On the chart of the West Texas Intermediate (WTI) crude, oil prices fell to the $53.00 level earlier this week but managed to stage a small rally back to $55.00–$56.00.
Chart courtesy of www.StockCharts.com
I’m not fully convinced oil prices will hold at the mid-$50.00 level and feel a move towards $50.00 could be in the works. But this may not be bad news for all investors. Before I get into the potential investment opportunity, though, it’s important to understand the supply-demand dynamics behind the fall in oil.
Supply-Demand Imbalance in Oil
The supply, or production, of oil is much higher with the free-flowing shale oil from North Dakota and the fact that the Organization of the Petroleum Exporting Countries (OPEC) refuses to cut its production despite calls for action coming from Iran and Venezuela. OPEC suggested it will be an onlooker and has no interest at this time in cutting production and giving oil prices some support. The oil cartel blamed part of the oil price weakness on speculation.

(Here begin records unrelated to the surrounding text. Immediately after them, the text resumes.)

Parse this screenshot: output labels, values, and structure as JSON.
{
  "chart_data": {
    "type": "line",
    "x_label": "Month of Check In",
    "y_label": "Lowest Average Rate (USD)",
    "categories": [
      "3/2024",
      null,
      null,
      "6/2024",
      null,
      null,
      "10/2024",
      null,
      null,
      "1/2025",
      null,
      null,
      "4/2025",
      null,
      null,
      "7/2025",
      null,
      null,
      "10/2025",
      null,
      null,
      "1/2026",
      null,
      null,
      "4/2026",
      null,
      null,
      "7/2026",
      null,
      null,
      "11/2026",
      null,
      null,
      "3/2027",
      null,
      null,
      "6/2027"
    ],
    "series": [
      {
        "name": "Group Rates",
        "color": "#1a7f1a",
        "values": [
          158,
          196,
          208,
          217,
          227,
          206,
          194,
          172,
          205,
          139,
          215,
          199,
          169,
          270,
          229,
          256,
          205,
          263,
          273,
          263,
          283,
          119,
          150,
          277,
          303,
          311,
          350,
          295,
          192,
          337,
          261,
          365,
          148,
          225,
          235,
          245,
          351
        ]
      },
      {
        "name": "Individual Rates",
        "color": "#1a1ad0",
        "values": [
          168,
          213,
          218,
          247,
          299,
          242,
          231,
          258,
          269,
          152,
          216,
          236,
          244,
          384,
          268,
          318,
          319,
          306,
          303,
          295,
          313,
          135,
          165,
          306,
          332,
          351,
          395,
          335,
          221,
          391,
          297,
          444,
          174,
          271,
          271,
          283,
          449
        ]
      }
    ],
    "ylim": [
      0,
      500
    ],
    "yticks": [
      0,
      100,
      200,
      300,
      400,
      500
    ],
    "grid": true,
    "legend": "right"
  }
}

So, yes, oil traders have to take some of the blame for the declining oil prices and the increasing supply is a definite factor.
However, we also have the slowing global economy and the resultant decline on the demand side. The International Energy Agency cut its global demand outlook for the fourth time in five months. And OPEC cut its oil demand for 2015 to the lowest level in 12 years.
The end result has been chaos in the energy market, with many oil stocks losing 50% or more of their value in a short period of time, which breeds a potential aggressive investment opportunity.
At this point, there is no guarantee oil prices will not move lower.
The Investment Opportunity in Weak Oil Prices
Aggressive traders may look at adding call options on energy stocks on the major weakness. I suggest an expiry in January 2016, as the option premiums are not too expensive at this time for the calls and this will allow oil stocks time to rally.
Options traders are bullish on oil prices going forward, but not as much as a straight call options buyer, who could establish a double-legged bullish call option spread. In this case, you buy a call option with a lower strike, and sell a call option with a higher strike but the same expiry. The selling of the higher call option generates some premium income that helps reduce the cost of the trade.
Under this scenario, you make money once the stock crosses above the lower strike. Profits occur until the price of the stock hits the higher strike price. This naked call is covered by the call on the lower strike. Make sure both options are held for the trade to work.